Lenin spricht (2 Uhr nachts): „Genossen, wir wollen uns jetzt von unseren asiatischen und afrikanischen Brüdern verabschieden. Auf Flugzeugen, Luftschiffen und Unterseebooten wollen sie versuchen, ihre Heimat zu erreichen. Sie verlassen uns jetzt, um sich bald ganz mit uns vereinigen zu können. Sie werden in ihren Ländern überall den Aufstand vorbereiten. Sie kämpfen dort für uns, so wie wir hier für sie kämpfen.
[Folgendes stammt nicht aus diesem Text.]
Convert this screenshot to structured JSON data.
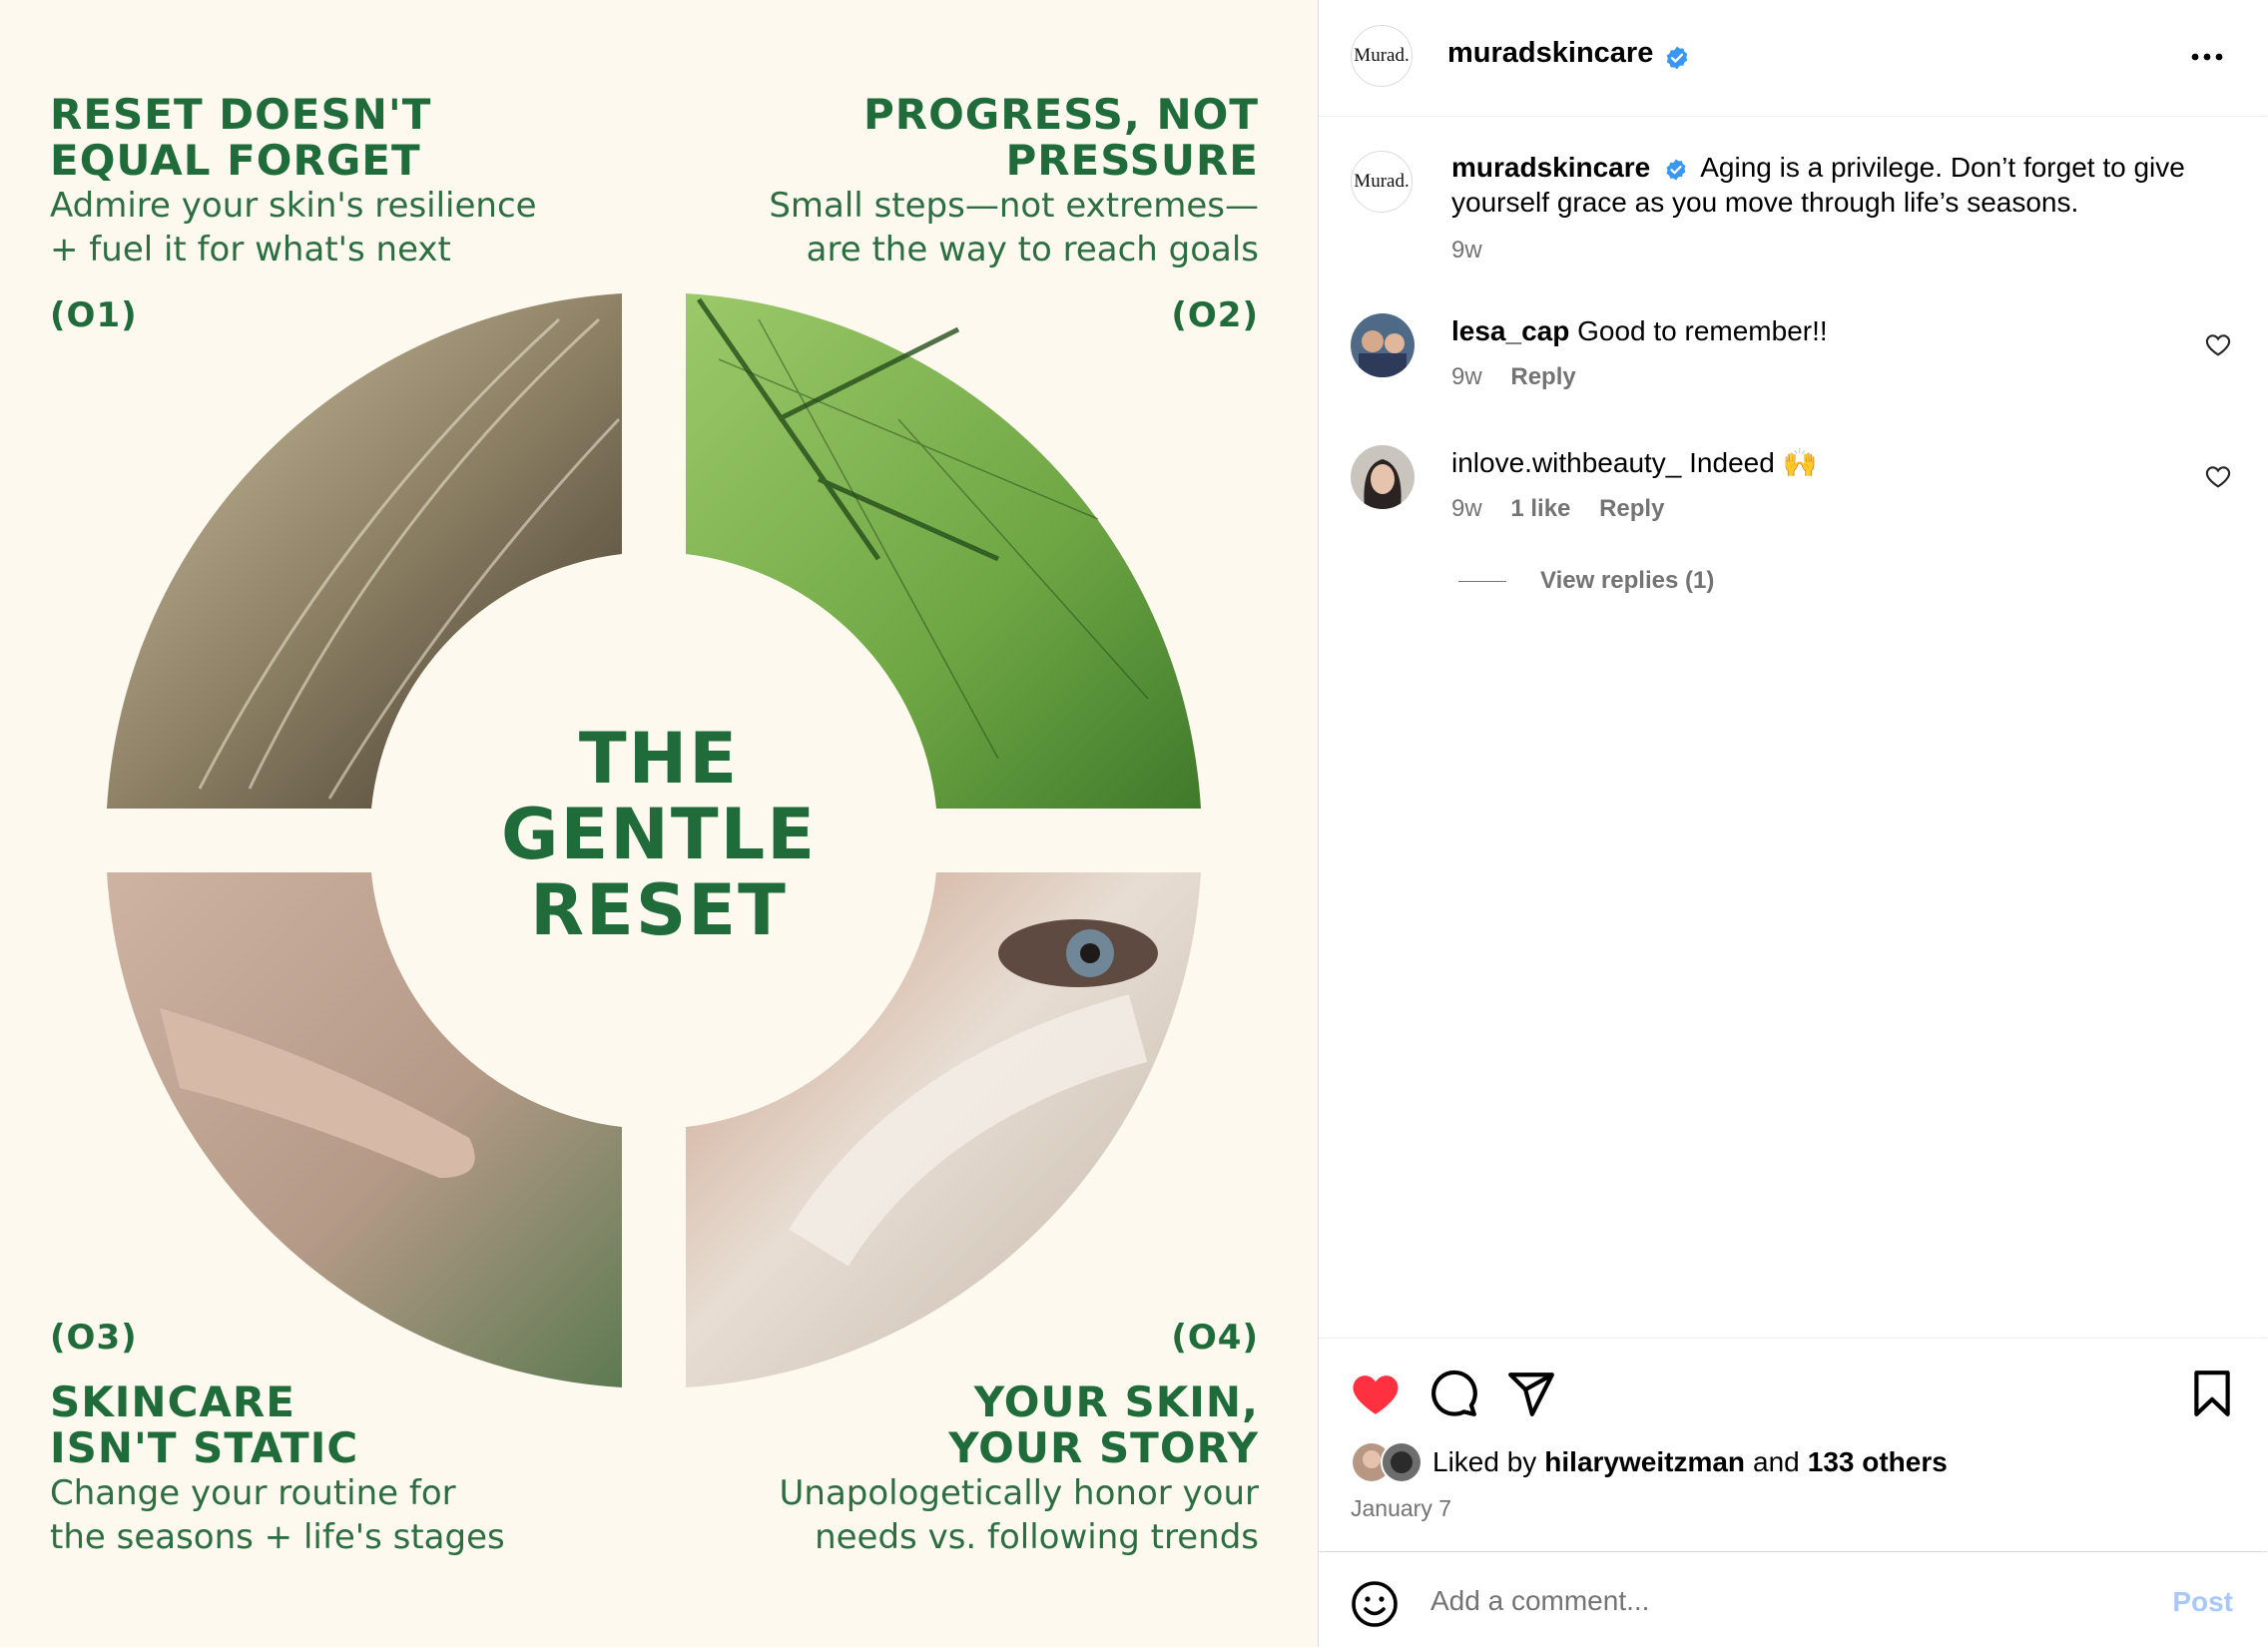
{
  "image": {
    "center_title": "THE\nGENTLE\nRESET",
    "quadrants": [
      {
        "number": "(O1)",
        "title": "RESET DOESN'T\nEQUAL FORGET",
        "subtitle": "Admire your skin's resilience\n+ fuel it for what's next"
      },
      {
        "number": "(O2)",
        "title": "PROGRESS, NOT\nPRESSURE",
        "subtitle": "Small steps—not extremes—\nare the way to reach goals"
      },
      {
        "number": "(O3)",
        "title": "SKINCARE\nISN'T STATIC",
        "subtitle": "Change your routine for\nthe seasons + life's stages"
      },
      {
        "number": "(O4)",
        "title": "YOUR SKIN,\nYOUR STORY",
        "subtitle": "Unapologetically honor your\nneeds vs. following trends"
      }
    ],
    "colors": {
      "background": "#fdf9ef",
      "brand_green": "#1f6b3a"
    }
  },
  "header": {
    "avatar_text": "Murad.",
    "username": "muradskincare",
    "verified_icon": "verified-badge-icon",
    "more_icon": "more-options-icon"
  },
  "caption": {
    "avatar_text": "Murad.",
    "username": "muradskincare",
    "text": "Aging is a privilege. Don’t forget to give yourself grace as you move through life’s seasons.",
    "time": "9w"
  },
  "comments": [
    {
      "username": "lesa_cap",
      "text": "Good to remember!!",
      "time": "9w",
      "likes": "",
      "reply_label": "Reply"
    },
    {
      "username": "inlove.withbeauty_",
      "text": "Indeed 🙌",
      "time": "9w",
      "likes": "1 like",
      "reply_label": "Reply"
    }
  ],
  "view_replies": "View replies (1)",
  "actions": {
    "like_icon": "heart-filled-icon",
    "comment_icon": "comment-bubble-icon",
    "share_icon": "paper-plane-icon",
    "save_icon": "bookmark-icon",
    "liked": true,
    "like_color": "#ff3040"
  },
  "likes": {
    "prefix": "Liked by",
    "user": "hilaryweitzman",
    "joiner": "and",
    "others": "133 others"
  },
  "date": "January 7",
  "comment_box": {
    "placeholder": "Add a comment...",
    "post_label": "Post",
    "emoji_icon": "smiley-icon"
  }
}
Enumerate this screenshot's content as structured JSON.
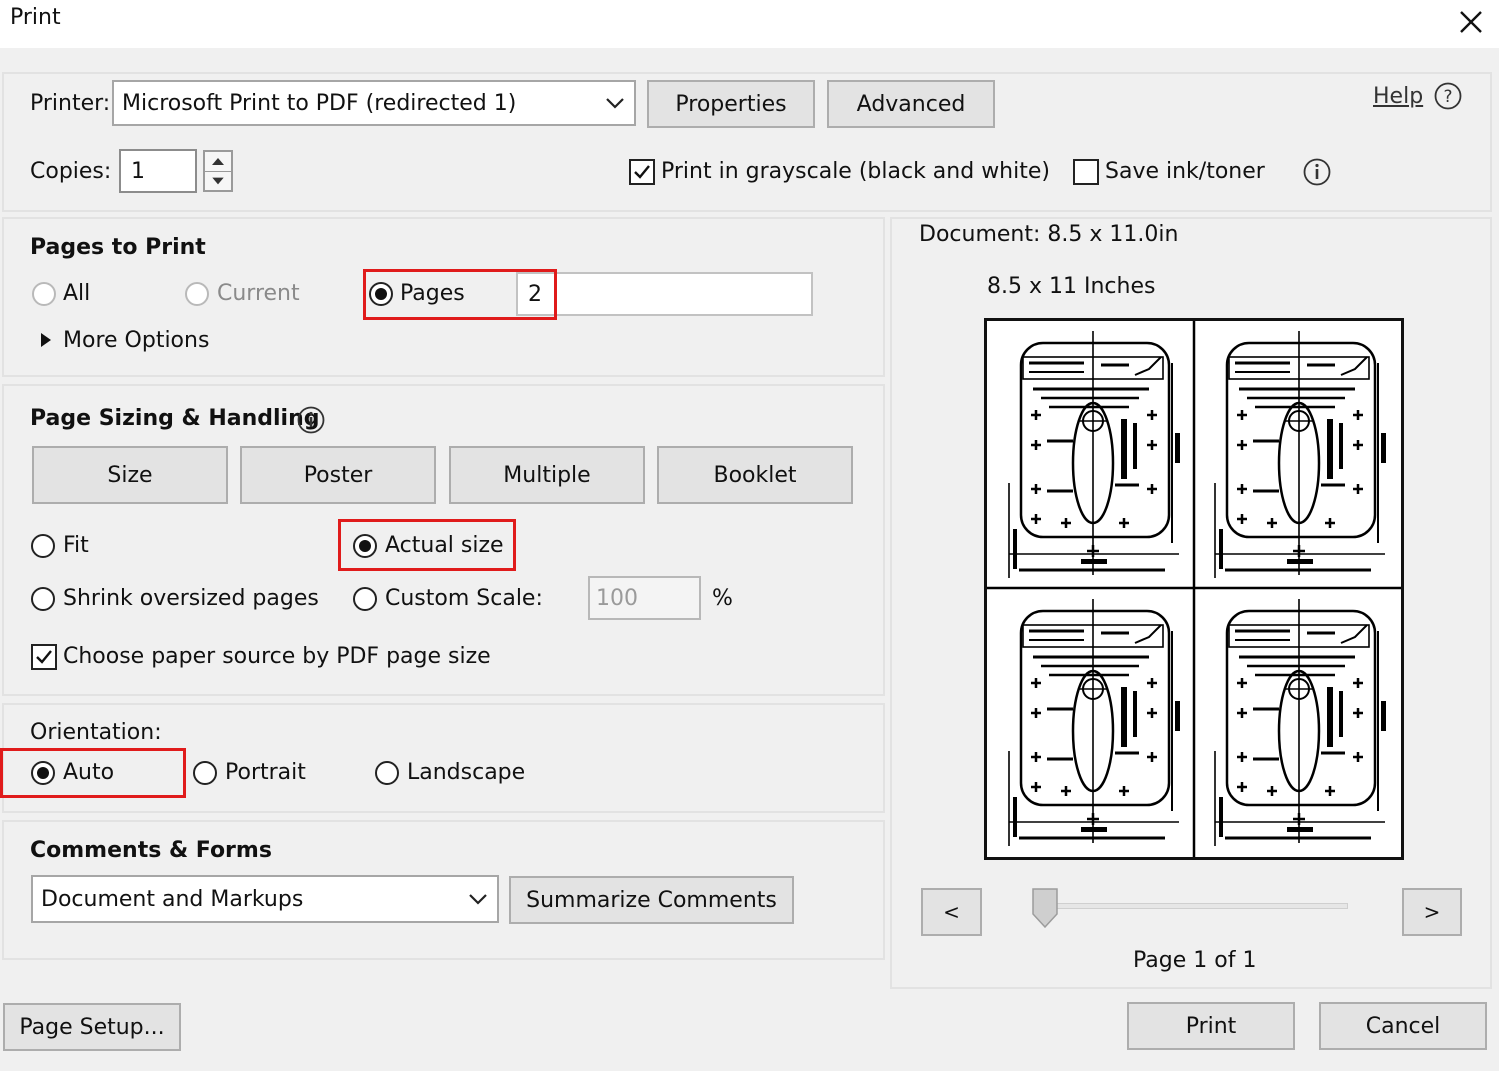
{
  "window": {
    "title": "Print",
    "close_icon": "close-icon"
  },
  "printer": {
    "label": "Printer:",
    "selected": "Microsoft Print to PDF (redirected 1)",
    "properties_label": "Properties",
    "advanced_label": "Advanced",
    "help_label": "Help",
    "help_icon": "question-circle-icon"
  },
  "copies": {
    "label": "Copies:",
    "value": "1"
  },
  "grayscale": {
    "label": "Print in grayscale (black and white)",
    "checked": true
  },
  "save_ink": {
    "label": "Save ink/toner",
    "checked": false,
    "info_icon": "info-icon"
  },
  "pages_to_print": {
    "heading": "Pages to Print",
    "all_label": "All",
    "current_label": "Current",
    "pages_label": "Pages",
    "pages_value": "2",
    "selected": "Pages",
    "more_options_label": "More Options"
  },
  "sizing": {
    "heading": "Page Sizing & Handling",
    "tabs": [
      "Size",
      "Poster",
      "Multiple",
      "Booklet"
    ],
    "fit_label": "Fit",
    "actual_size_label": "Actual size",
    "shrink_label": "Shrink oversized pages",
    "custom_scale_label": "Custom Scale:",
    "custom_scale_value": "100",
    "percent": "%",
    "selected": "Actual size",
    "paper_source_label": "Choose paper source by PDF page size",
    "paper_source_checked": true
  },
  "orientation": {
    "heading": "Orientation:",
    "auto_label": "Auto",
    "portrait_label": "Portrait",
    "landscape_label": "Landscape",
    "selected": "Auto"
  },
  "comments": {
    "heading": "Comments & Forms",
    "selected": "Document and Markups",
    "summarize_label": "Summarize Comments"
  },
  "preview": {
    "document_size": "Document: 8.5 x 11.0in",
    "paper_size": "8.5 x 11 Inches",
    "prev_label": "<",
    "next_label": ">",
    "page_label": "Page 1 of 1",
    "slider_position": 0
  },
  "footer": {
    "page_setup_label": "Page Setup...",
    "print_label": "Print",
    "cancel_label": "Cancel"
  },
  "colors": {
    "highlight": "#e01b1b",
    "window_bg": "#f0f0f0",
    "button_bg": "#e3e3e3"
  }
}
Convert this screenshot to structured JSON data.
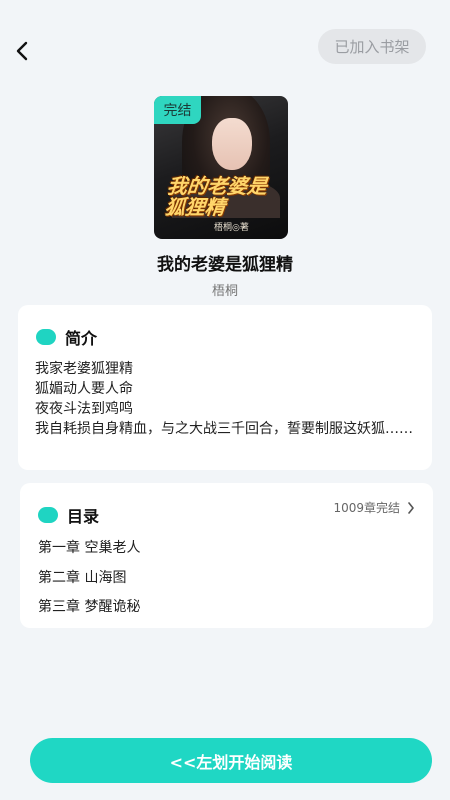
{
  "header": {
    "back_icon": "chevron-left-icon",
    "shelf_label": "已加入书架"
  },
  "book": {
    "status_badge": "完结",
    "cover_title": "我的老婆是狐狸精",
    "cover_author": "梧桐◎著",
    "title": "我的老婆是狐狸精",
    "author": "梧桐"
  },
  "intro": {
    "heading": "简介",
    "lines": [
      "我家老婆狐狸精",
      "狐媚动人要人命",
      "夜夜斗法到鸡鸣",
      "我自耗损自身精血，与之大战三千回合，誓要制服这妖狐……"
    ]
  },
  "toc": {
    "heading": "目录",
    "status": "1009章完结",
    "chevron_icon": "chevron-right-icon",
    "chapters": [
      "第一章 空巢老人",
      "第二章 山海图",
      "第三章  梦醒诡秘"
    ]
  },
  "footer": {
    "read_label": "<<左划开始阅读"
  },
  "colors": {
    "accent": "#1fd7c4",
    "background": "#f2f5f8"
  }
}
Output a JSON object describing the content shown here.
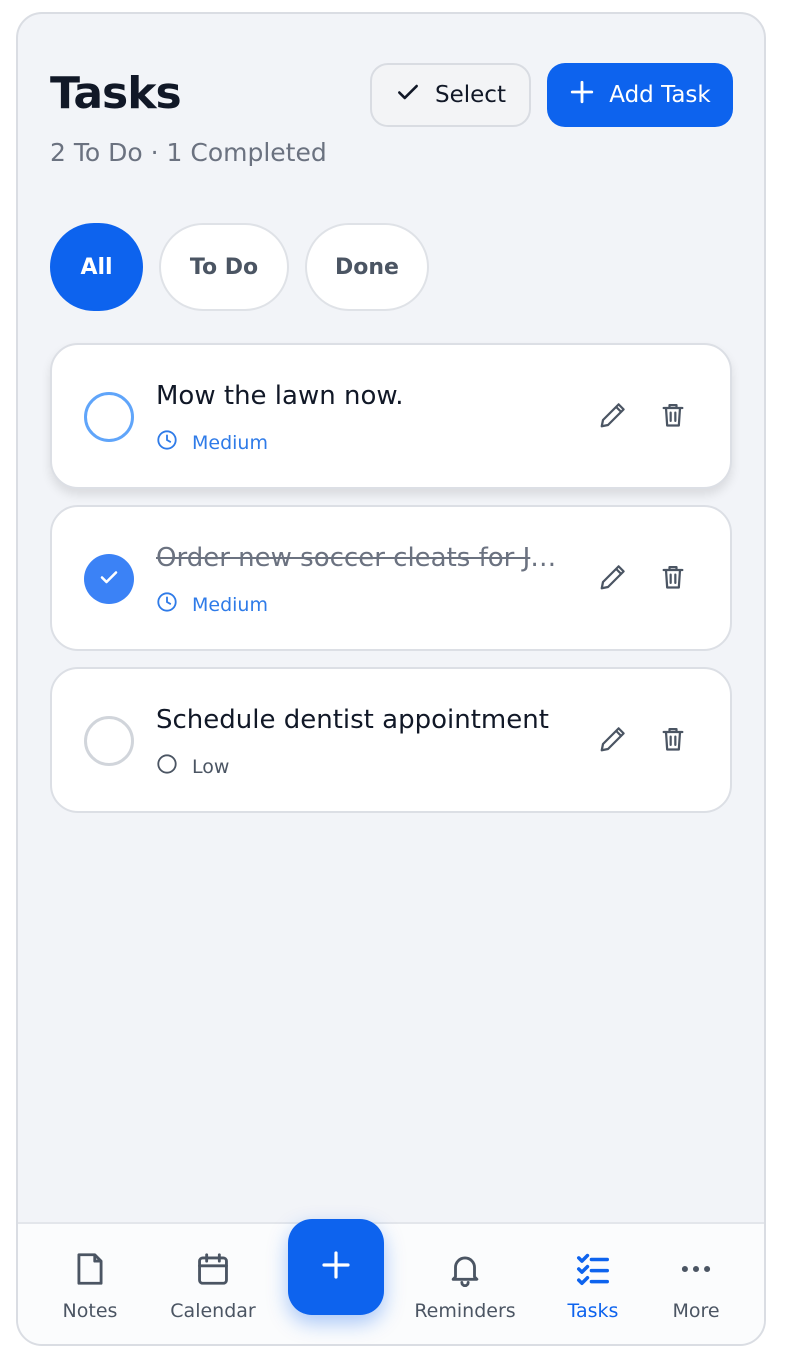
{
  "header": {
    "title": "Tasks",
    "subtitle": "2 To Do · 1 Completed",
    "select_label": "Select",
    "add_label": "Add Task"
  },
  "filters": [
    {
      "label": "All",
      "active": true
    },
    {
      "label": "To Do",
      "active": false
    },
    {
      "label": "Done",
      "active": false
    }
  ],
  "tasks": [
    {
      "title": "Mow the lawn now.",
      "priority": "Medium",
      "completed": false,
      "priority_icon": "clock-icon"
    },
    {
      "title": "Order new soccer cleats for Jake",
      "priority": "Medium",
      "completed": true,
      "priority_icon": "clock-icon"
    },
    {
      "title": "Schedule dentist appointment",
      "priority": "Low",
      "completed": false,
      "priority_icon": "circle-icon"
    }
  ],
  "nav": {
    "items": [
      {
        "label": "Notes",
        "icon": "note-icon"
      },
      {
        "label": "Calendar",
        "icon": "calendar-icon"
      },
      {
        "label": "Reminders",
        "icon": "bell-icon"
      },
      {
        "label": "Tasks",
        "icon": "checklist-icon",
        "active": true
      },
      {
        "label": "More",
        "icon": "more-icon"
      }
    ],
    "fab_icon": "plus-icon"
  },
  "colors": {
    "accent": "#0d63ee",
    "background": "#f2f4f8",
    "priority_medium": "#2f7be8",
    "text_muted": "#6b7280"
  }
}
Gegen den Feind der unterdrückten Klassen und der unterdrückten Völker, gegen den Kapitalismus. Sozialer und nationaler Befreiungskampf gehen Hand in Hand. Geht nun hin, Genossen, in eure Länder und bereitet den Aufstand vor!

Ihr chinesischen Genossen, grüßt von uns die chinesische Revolution! Wir werden euch helfen, sie zu vollenden, so wie ihr uns jetzt helft, das Joch des Kapitalismus abzuschütteln. Grüßt Sun Yat-sen. Dankt ihm für sein Telegramm. Ihr Inder, sagt euren Landsleuten, dass die Stunde der Befreiung näher rückt! In den nächsten Wochen wird der Entscheidungskampf an eurer Grenze entbrennen. Seht nicht untätig zu! Helft mit!

Ihr Afrikaner, sorgt dafür, dass kein farbiger Soldat mehr Afrika verlässt! Nehmt den Kampf auf der ganzen Front auf! Vereinigt euch mit den Kräften Abd el Krims. Nie war die Gelegenheit so günstig wie jetzt. Bald werden wir euch vom Osten aus zu Hilfe kommen. Lebt wohl, Genossen, wir sind überzeugt, dass ihr eure Aufgabe erfüllen werdet.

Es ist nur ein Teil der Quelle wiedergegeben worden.